Mimesis is one of the most ancient concepts in art history at least in the West. Although we still use it in order to define what is art and what it is the difference with nature, mimesis is a very ambiguos and misunderstood notion that has give shape to our ways of seeing and giving value to artworks. In the 21st Century, is it still posible to talk about mimesis?
The aim of art is to represent not the outward appearance of things, but their inward significance
Aristotle
The idea of art as an imitation has dominate the art history for centuries. Plato and Aristotle were the first knwon philosopher in talking about the ideals and values of art through the concept of “mimesis”. Plato considered the reality as shadows (according to his famous “Allegory of the Caves”), that is to say, a bunch of forms or ideas. In that context, art was the lowest expression as it was only a copy of those ideas and not of the true reality.
However, Aristotle proposed a new conception of art by defining its value of showing the real significance of the things we see as part of our reality.For centuries, this both thoughts has shaking our minds minds when talking about what is and what isn’t real in art.
Followin the University of Chigago, the term mimesis is derived from the Greek mimesis, meaning to imitate. The Oxford English Dictionary defines mimesis as “a figure of speech, whereby the words or actions of another are imitated” and “the deliberate imitation of the behavior of one group of people by another as a factor in social change”. Mimicry is defined as “the action, practice, or art of mimicking or closely imitating … the manner, gesture, speech, or mode of actions and persons, or the superficial characteristics of a thing”. Both terms are generally used to denote the imitation or representation of nature, especially in aesthetics (primarily literary and artistic media).
The relationship between art and imitation has always been a primary concern in examinations of the creative process, and in Aristotle’s Poesis , the “natural” human inclination to imitate is described as “inherent in man from his earliest days; he differs from other animals in that he is the most imitative of all creatures, and he learns his earliest lessons by imitation. Later on n 17th and early 18th century conceptions of aesthetics, mimesis is bound to the imitation of (empirical and idealized) nature. Aesthetic theory emphasized the relationship of mimesis to artistic expression and began to embrace interior, emotive, and subjective images and representations.

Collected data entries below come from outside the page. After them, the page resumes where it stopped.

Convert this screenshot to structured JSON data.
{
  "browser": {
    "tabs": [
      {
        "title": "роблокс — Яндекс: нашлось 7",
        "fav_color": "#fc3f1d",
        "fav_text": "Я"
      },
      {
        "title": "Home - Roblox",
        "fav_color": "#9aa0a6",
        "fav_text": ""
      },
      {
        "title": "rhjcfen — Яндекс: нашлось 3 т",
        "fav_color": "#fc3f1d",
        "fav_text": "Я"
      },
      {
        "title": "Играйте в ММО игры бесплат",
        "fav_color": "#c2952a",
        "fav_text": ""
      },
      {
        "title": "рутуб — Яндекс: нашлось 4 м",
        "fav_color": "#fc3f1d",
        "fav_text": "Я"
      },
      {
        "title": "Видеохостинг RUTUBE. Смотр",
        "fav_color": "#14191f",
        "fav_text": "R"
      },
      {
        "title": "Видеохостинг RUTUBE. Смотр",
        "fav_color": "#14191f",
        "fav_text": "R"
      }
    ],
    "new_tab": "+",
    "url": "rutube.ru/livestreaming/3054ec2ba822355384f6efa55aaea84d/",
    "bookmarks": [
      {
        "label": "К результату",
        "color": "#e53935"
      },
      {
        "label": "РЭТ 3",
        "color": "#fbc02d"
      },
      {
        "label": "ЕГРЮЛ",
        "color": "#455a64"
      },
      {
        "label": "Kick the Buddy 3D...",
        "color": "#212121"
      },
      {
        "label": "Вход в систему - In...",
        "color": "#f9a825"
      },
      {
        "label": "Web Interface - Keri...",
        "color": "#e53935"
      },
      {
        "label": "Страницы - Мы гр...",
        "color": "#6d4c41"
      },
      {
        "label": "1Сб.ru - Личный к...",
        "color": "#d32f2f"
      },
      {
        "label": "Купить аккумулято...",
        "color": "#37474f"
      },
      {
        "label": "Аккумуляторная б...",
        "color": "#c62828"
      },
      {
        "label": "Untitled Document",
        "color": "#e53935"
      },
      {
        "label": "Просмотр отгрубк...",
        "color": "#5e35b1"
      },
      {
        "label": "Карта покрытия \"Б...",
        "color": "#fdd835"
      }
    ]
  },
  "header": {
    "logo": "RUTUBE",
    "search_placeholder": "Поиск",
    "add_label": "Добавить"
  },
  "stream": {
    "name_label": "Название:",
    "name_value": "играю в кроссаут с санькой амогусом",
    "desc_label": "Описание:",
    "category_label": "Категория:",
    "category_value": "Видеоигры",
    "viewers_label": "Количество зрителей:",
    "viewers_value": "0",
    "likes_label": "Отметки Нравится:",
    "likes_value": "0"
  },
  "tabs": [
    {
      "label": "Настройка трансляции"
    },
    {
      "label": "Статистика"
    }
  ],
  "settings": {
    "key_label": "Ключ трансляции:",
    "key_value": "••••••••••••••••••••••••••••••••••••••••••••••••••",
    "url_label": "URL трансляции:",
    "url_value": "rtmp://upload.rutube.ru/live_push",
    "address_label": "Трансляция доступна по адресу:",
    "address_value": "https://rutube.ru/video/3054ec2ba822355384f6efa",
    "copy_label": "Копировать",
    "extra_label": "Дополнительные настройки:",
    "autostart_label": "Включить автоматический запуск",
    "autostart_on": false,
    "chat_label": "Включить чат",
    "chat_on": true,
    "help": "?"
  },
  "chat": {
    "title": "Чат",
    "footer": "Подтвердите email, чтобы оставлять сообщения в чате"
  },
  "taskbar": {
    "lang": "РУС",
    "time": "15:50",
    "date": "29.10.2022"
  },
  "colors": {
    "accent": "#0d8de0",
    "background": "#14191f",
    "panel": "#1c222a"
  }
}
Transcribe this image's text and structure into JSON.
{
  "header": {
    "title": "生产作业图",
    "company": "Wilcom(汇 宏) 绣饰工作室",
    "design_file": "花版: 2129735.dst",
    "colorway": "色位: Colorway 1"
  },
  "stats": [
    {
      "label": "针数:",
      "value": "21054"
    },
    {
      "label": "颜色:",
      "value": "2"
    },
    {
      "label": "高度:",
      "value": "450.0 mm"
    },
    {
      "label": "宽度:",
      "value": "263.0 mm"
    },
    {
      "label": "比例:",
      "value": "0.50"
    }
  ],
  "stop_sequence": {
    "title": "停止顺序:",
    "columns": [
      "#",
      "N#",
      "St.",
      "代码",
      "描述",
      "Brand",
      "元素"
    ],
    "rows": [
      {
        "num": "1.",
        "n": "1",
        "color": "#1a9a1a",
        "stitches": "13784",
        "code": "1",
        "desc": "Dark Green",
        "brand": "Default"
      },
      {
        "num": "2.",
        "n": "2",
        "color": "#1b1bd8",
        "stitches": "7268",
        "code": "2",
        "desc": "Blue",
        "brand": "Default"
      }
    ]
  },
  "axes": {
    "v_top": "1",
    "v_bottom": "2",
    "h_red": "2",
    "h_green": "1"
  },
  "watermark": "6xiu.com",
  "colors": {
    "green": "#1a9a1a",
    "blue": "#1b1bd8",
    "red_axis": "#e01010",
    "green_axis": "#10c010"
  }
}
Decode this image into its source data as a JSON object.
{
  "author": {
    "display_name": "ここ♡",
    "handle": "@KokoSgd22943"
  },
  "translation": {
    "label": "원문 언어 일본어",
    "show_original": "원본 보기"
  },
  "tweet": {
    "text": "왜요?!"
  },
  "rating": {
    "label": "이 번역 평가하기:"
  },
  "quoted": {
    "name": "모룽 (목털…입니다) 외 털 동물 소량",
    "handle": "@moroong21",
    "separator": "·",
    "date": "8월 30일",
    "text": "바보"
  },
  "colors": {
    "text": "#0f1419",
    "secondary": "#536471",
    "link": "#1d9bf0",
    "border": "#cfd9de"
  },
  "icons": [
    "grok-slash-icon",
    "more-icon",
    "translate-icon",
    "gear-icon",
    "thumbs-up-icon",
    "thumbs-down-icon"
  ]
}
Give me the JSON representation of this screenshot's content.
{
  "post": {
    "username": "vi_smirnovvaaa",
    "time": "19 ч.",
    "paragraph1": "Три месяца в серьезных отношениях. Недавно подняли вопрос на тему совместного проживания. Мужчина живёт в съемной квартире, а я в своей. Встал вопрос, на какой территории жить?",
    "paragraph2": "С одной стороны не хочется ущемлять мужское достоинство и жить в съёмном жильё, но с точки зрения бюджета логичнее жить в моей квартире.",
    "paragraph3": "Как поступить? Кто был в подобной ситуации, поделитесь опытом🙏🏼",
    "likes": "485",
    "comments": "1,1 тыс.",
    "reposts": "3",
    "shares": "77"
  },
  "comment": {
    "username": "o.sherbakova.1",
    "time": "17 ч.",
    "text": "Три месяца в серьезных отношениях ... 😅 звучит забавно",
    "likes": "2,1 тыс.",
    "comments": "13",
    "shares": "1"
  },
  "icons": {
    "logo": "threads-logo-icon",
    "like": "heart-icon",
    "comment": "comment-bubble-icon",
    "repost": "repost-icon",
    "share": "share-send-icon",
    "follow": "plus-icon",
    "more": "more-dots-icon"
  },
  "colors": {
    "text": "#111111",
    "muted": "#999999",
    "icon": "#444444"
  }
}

In 20th century approaches to mimesis, authors such as Walter Benjamin, Adorno, Girard, and Derrida have defined mimetic activity as it relates to social practice and interpersonal relations rather than as just a rational process of making and producing models that emphasize the body, emotions, the senses, and temporality.
Walter Benjamin said: “Nature creates similarities. One need only think of mimicry. The highest capacity for producing similarities, however, is man’s. His gift of seeing resemblances is nothing other than a rudiment of the powerful compulsion in former times to become and behave like something else. Perhaps there is none of his higher functions in which his mimetic faculty does not play a decisive role.” (W. Benjamin, “On the Mimetic Faculty“, 1933)
In the 21st Century, the idea of mimesis is barely used. The notions of imitation and copying are perhaps more usefull as aesthethic concepts in the context of the contemporary art and the digital age. Artists are incresingly questioning the classic values of originality, uniqueness and creativity, having in mind the current condition of reproduction, the proliferation of images in the Internet and private property. Is it still possible to consider the mimesis as a value for the art of the 21st Century?